A well-known newspaper editor says it seems odd that Ohio voters are being urged by a coalition to legalize cannabis to regulate marijuana like alcohol. “As we know, or at least should know, alcohol-impaired driving is responsible for thousands of traffic deaths nationally each year.”
Dave Lange, who is also a member of the Ohio Veterans Hall of Fame, cited two separate CDC reports, a confirmation that each year some 140,000 traffic deaths are caused by excessive alcohol use and another dreadful statistics that alcohol poisoning causes six deaths a day in the United States
“From any reasonable point of view, it is marijuana that should be legal and alcohol illegal,” said Lang, who has a master’s in political science. cleveland.com,
In fact, alcohol is the third leading preventable cause of death in the United States.
Cannabis Deaths? The DEA reported it themselves that “there have been no deaths from marijuana overdoses.”

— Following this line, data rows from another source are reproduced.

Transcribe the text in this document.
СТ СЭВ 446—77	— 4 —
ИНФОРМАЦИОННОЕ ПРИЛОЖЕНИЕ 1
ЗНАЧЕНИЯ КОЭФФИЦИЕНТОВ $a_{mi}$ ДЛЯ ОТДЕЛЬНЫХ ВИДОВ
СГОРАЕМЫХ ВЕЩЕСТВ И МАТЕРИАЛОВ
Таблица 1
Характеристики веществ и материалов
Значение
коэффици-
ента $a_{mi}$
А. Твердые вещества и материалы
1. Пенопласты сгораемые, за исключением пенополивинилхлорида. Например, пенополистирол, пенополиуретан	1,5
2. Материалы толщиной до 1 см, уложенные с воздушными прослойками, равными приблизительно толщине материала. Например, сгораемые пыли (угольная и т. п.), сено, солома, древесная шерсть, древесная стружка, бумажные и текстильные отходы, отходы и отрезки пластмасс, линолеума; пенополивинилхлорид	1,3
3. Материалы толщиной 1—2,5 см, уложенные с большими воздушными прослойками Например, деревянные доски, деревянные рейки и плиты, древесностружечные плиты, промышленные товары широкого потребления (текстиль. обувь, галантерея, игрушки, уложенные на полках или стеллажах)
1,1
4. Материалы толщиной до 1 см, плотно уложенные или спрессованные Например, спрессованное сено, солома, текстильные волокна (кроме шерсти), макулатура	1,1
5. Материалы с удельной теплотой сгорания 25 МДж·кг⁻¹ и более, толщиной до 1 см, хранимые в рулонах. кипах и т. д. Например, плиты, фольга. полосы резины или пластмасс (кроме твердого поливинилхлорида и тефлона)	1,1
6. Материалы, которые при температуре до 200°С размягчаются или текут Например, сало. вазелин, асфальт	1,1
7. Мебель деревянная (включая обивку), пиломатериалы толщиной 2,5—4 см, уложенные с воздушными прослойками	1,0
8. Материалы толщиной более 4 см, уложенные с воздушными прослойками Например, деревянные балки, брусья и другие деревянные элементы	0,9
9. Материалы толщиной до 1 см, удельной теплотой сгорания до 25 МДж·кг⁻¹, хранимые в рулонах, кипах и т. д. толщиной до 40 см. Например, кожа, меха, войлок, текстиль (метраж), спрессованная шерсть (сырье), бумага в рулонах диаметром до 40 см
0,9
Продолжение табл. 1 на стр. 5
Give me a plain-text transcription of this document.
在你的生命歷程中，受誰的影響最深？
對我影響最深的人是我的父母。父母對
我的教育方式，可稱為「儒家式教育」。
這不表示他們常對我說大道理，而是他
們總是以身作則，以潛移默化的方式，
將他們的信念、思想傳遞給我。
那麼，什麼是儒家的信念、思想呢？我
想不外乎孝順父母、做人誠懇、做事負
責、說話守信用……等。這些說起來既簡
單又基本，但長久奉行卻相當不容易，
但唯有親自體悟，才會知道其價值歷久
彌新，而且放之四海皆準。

Cannabis Legalization in Ohio and Beyond: GOP Rep. Dave Joyce
A recent new survey by the Coalition for Cannabis Policy, Education and Regulation (CPEAR) found that 68% of conservative Americans support ending federal cannabis prohibition and 70% support letting individual states decide whether cannabis should be legal in their state.
“The poll is clear: federal cannabis prohibition is in direct contradiction to the overwhelming will of the American electorate, including a remarkable majority of conservative voters,” he said. repealed. Dave Joyce (R-OH)Co-Chair of the Congressional Cannabis Caucus.
Joyce, a special speaker this april Benzinga Cannabis Capital Conference In Miami, called on allies on both sides of the aisle to work toward a regulated legal marketplace for cannabis. “Continued inaction is no longer sustainable.”
NY Rep. Alexandria Ocasio-Cortez (D), with Joyce jointly introduced legislation To encourage state and local governments to expunge the criminal records of millions of Americans who have previous marijuana convictions in late 2021.
Seizing Opportunities Chasing Eliminations $20 million would be appropriate for the purposes of assisting states and local governments with the (Hope) Act review and removal process. According to FBI Uniform Crime ReportsMore than 350,000 Americans were arrested by state and local law enforcement for marijuana offenses in 2020. But the kicker is that 91% of those arrested were charged with simple possession.
“As both a public defender and a prosecutor, I have seen firsthand how cannabis law violations can eliminate a lifetime of opportunities from employment to education,” Joyce said.
Lang agreed, adding a sound economic reason: “The question now is whether Ohio will become the 22nd state to legalize recreational, or adult-use, marijuana, or will Ohioans continue to contribute to the growing market in neighboring Michigan, which legalized it in 2019?”